Commissioner William Christopher from the ISD explained that the health inspection will not change and will continue the current inspection and rating system that is already in place. Since there will be no change, there will be no cost to the city of Boston.
If a violation is found upon first inspection there is a 30-day window to correct the violation and will follow with a random follow-up second inspection. If a restaurant appeals for a third inspection they have to pay a fee to the city.
Christopher emphasized that the letter grading only relates to sanitary inspections and not the quality of food.
Jeff Gates from the Aquitaine Boston group, that has various restaurants in the South end, believes the new program the Boston Health Department is putting out is not really a solution to a current problem.
“We have not had an issue with healthy restaurants here in Boston, and I’ve lived here about 30 years now,” said Gates.
He said there hasn’t been an issue exempt for at a national chain and that happened around the country. But, he has no qualms with having to post the grades.
“All of us want to enhance the experience of our guests and by making our guests know how clean it is I don’t know how that will be a problem?” said Gates. “It will better all of our operations.”
Gates said he is happy about the proactive involvement of both the city of Boston and the ISD with talking to restaurant owners on how to best make the letter grading posting happen.
“I love this city. I went to college here almost 40 years ago and I never left,” Gates said. “I’m very proud we can get together to make it stronger industry.”
Bob Luz the CEO of the Massachusetts Restaurant Association said they didn’t think this was a necessary step either because they already have a strong procedure that works now and is transparent to the public.
To search the current inspections residents can visit the Mayor’s Food Court online.
“The reason why we get a little nervous because it affects the 50 to 60 employees who work there,” said Luz. “If it scores a B guests might determine they don’t want to eat there.”
A score that is a B Luz explains can mean a number of things including something as small as leaving a disinfectant on top of a cutting board or having a non-working thermometer in a working refrigerator.

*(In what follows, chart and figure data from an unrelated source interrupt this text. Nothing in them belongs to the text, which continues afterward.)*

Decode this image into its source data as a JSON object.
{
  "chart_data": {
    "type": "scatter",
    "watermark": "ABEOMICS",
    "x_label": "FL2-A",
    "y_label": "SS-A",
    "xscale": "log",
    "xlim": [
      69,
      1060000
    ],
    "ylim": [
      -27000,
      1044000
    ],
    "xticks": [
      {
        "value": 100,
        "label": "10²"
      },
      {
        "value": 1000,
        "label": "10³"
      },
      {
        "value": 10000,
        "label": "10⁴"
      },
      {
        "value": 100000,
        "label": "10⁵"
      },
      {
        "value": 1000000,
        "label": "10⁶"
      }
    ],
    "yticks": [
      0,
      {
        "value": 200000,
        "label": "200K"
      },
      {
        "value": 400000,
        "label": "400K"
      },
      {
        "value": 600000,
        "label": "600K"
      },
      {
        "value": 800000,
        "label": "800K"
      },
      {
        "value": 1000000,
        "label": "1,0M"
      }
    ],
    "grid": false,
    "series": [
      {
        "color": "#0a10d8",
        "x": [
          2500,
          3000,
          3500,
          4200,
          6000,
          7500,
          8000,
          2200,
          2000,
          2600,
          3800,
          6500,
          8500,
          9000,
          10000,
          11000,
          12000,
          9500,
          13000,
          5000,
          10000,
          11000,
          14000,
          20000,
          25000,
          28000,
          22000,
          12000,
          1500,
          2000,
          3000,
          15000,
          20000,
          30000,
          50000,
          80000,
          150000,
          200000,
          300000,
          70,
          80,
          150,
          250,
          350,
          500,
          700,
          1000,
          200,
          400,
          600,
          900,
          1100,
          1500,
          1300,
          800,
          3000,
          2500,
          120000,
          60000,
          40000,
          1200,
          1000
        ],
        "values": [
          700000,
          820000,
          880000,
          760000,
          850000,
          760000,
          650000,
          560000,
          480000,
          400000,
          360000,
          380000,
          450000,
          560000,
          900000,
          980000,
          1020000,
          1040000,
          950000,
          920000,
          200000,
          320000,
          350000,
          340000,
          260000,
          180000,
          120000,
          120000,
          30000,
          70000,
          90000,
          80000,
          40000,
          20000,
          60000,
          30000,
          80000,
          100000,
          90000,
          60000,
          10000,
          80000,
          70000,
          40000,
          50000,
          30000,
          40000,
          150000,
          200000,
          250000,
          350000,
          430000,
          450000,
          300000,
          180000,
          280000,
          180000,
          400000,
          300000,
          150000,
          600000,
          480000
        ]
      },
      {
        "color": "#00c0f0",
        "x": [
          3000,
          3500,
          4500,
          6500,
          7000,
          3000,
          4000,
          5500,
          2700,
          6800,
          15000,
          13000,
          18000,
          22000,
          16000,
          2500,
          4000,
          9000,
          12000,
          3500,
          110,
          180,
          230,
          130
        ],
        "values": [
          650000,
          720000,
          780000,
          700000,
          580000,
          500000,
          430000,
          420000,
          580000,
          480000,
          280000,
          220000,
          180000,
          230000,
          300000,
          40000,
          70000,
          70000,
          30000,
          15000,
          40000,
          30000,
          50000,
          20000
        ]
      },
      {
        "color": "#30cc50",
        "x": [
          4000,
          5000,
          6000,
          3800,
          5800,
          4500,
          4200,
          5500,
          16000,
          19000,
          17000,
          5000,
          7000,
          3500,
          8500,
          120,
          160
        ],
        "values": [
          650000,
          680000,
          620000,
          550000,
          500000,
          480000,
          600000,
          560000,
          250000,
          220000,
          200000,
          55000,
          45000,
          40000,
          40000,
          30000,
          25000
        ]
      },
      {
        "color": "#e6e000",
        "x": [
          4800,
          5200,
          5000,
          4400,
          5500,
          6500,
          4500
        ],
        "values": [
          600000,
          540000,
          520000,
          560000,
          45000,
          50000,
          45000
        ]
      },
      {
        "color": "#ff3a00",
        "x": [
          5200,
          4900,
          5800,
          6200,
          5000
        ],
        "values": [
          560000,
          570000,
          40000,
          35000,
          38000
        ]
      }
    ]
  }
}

“It’s a snapshot in time,” said Luz. “It’s not reviewing the day in and day out 24/7 operations.”
He added that restaurants pay a lot of money towards making their restaurant attractive and by putting a B rating in the front it takes it all away.
Luz said, the city, the restaurateurs, and the guests all want the same thing: to have a healthy safe environment.
For Dave Andelman the CEO of Phantom Gourmet, a television program that features profiles of New England in an e-mail stated, “This public shaming system is typical of the class discrimination directed toward hard working restaurant employees.”
He continued, “Do we publicly grade law firms, accounting firms, and government agencies? A restaurant either meets code and is allowed to stay open or fails to meet code and it’s forced to close.”
Frank DePasquale who owns multiple restaurants throughout Boston is concerned about the new storefront postings of the grades that might deter customers if the restaurant gets anything other than an A. Otherwise he said, by getting an A rating it might actually help business.
DePasquale said it takes many years and a lot of money to perfect a restaurant to be rated by inspectors he is unsure of.
“To destroy something we worked so hard on is not fair.”
But he said, “My restaurants aren’t going to get anything but an A because my restaurants are immaculate.”